EIA's forecast implies a growth rate well below recent annual levels observed.  Under EIA's projection, capacity additions through 2016 will average 16 GW per year.  But from 2017 through 2022, EIA expects additions of less than 9 GW per year as the existing generating fleet will be sufficient to meet expected demand growth in most regions.  From 2025 to 2040, annual additions increase to an average 14 GW per year, but remain below recent levels.

EIA expects that natural gas will be the primary fuel source for the projected added capacity, accounting for 73% of capacity additions in the reference case (or 255 GW).

Renewables will account for 24% of the new capacity (or 83 MW).  Of renewable capacity additions, 39 GW are solar photovoltaic (PV) systems (60% of which are rooftop installations).  Another 28 GW are wind, most of which will occur by 2015 to qualify for federal renewable energy production tax credits).

New nuclear capacity will total about 3% (or 10 GW), including 6 GW of plants currently under construction and 4 GW projected after 2027.

EIA also projects that 1% of capacity additions (or less than 3 GW) will come from coal, with more than 80% of that total currently under construction.  EIA notes that federal and state environmental regulations and uncertainty about future limits on greenhouse gas emissions reduce the attractiveness and economic merits of coal-fired plants.

Like any forecast, EIA's projections rest upon a series of assumptions.  Under alternative cases, we might experience actual capacity additions that differ from EIA's forecasts.  Nevertheless, the EIA Annual Energy Outlook 2014 offers a glimpse of changes to the portfolio composing our energy mix may come in the next decades.

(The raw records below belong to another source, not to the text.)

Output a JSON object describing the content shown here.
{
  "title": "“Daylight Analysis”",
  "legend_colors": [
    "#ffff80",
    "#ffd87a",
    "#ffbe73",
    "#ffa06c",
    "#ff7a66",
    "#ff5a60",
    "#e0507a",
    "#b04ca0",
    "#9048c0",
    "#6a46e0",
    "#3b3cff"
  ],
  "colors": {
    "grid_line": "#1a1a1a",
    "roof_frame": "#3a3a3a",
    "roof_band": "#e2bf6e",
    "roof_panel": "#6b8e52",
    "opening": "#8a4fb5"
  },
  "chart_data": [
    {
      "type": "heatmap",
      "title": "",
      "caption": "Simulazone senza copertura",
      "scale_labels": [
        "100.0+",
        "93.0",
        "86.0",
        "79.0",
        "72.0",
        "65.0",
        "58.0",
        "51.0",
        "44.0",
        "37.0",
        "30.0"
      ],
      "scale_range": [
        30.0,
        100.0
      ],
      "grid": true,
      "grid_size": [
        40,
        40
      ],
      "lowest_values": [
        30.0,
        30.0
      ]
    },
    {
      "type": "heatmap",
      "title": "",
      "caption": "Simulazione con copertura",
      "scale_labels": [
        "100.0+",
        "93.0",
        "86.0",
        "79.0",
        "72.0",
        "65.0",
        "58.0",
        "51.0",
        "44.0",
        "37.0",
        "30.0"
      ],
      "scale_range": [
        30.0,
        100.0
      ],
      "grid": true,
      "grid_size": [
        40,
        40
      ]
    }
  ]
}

U.S. natural gas to pass coal as electricity fuel in 2035

Thursday, May 15, 2014

Coal will continue to fuel the largest share of electricity generated in the U.S. until 2035, when natural gas will surpass it, according to a recent federal report.

The U.S. Energy Information Administration's 2014 Annual Energy Outlook presents a long-term forecast of energy supply, demand, and prices from the present through 2040.  Its scope includes predictions about shifts in the portfolio of types of electricity generating resources used to produce power.  The largest such trend projected in EIA's 2014 report is that the market share of coal and nuclear generators will likely decline over the next two decades, as natural gas-fired and renewable electricity sources grow in prominence.

Historically, coal has fueled the largest share of electricity generated in the U.S.  Typically operating as baseload generation, coal has traditionally been a relatively low-cost fuel for electric production.  Coal's share of the electricity mix peaked in 2007, at 49% of all electric power generated.  Since then, coal's share has declined; in 2012, coal-fired generators produced 39% of all electricity generated by utilities -- still the largest piece of the generation portfolio, despite a significant decline.

Coal's role in the nation's energy mix is under challenge from multiple fronts.  Economically, the increased availability of lower-cost natural gas has made coal less competitive.  Meanwhile, tighter environmental regulations -- such as the U.S. Environmental Protection Agency's Mercury and Air Toxics Standards, or MATS rules -- have placed additional pressure on coal plant operators to either invest in upgraded environmental controls or shut down.

At the end of 2012, 310 gigawatts of coal-fired generating capacity was available to run in the U.S.  Of that, EIA projects that 50 gigawatts will be retired by 2020 under its base case model.

Under EIA's model, natural gas will grow its market share while coal declines.  EIA projects that 70% of all new capacity added before 2040 will be fueled by natural gas.  If EIA's assumptions hold, natural gas will surpass coal as a fuel for electricity generation in 2035.

While EIA's model rests on a series of assumptions, all of the alternative cases examined by EIA assume that coal-fired capacity will be retired, while natural gas-fired and renewable generation will grow.  What will the future hold for the U.S. energy mix?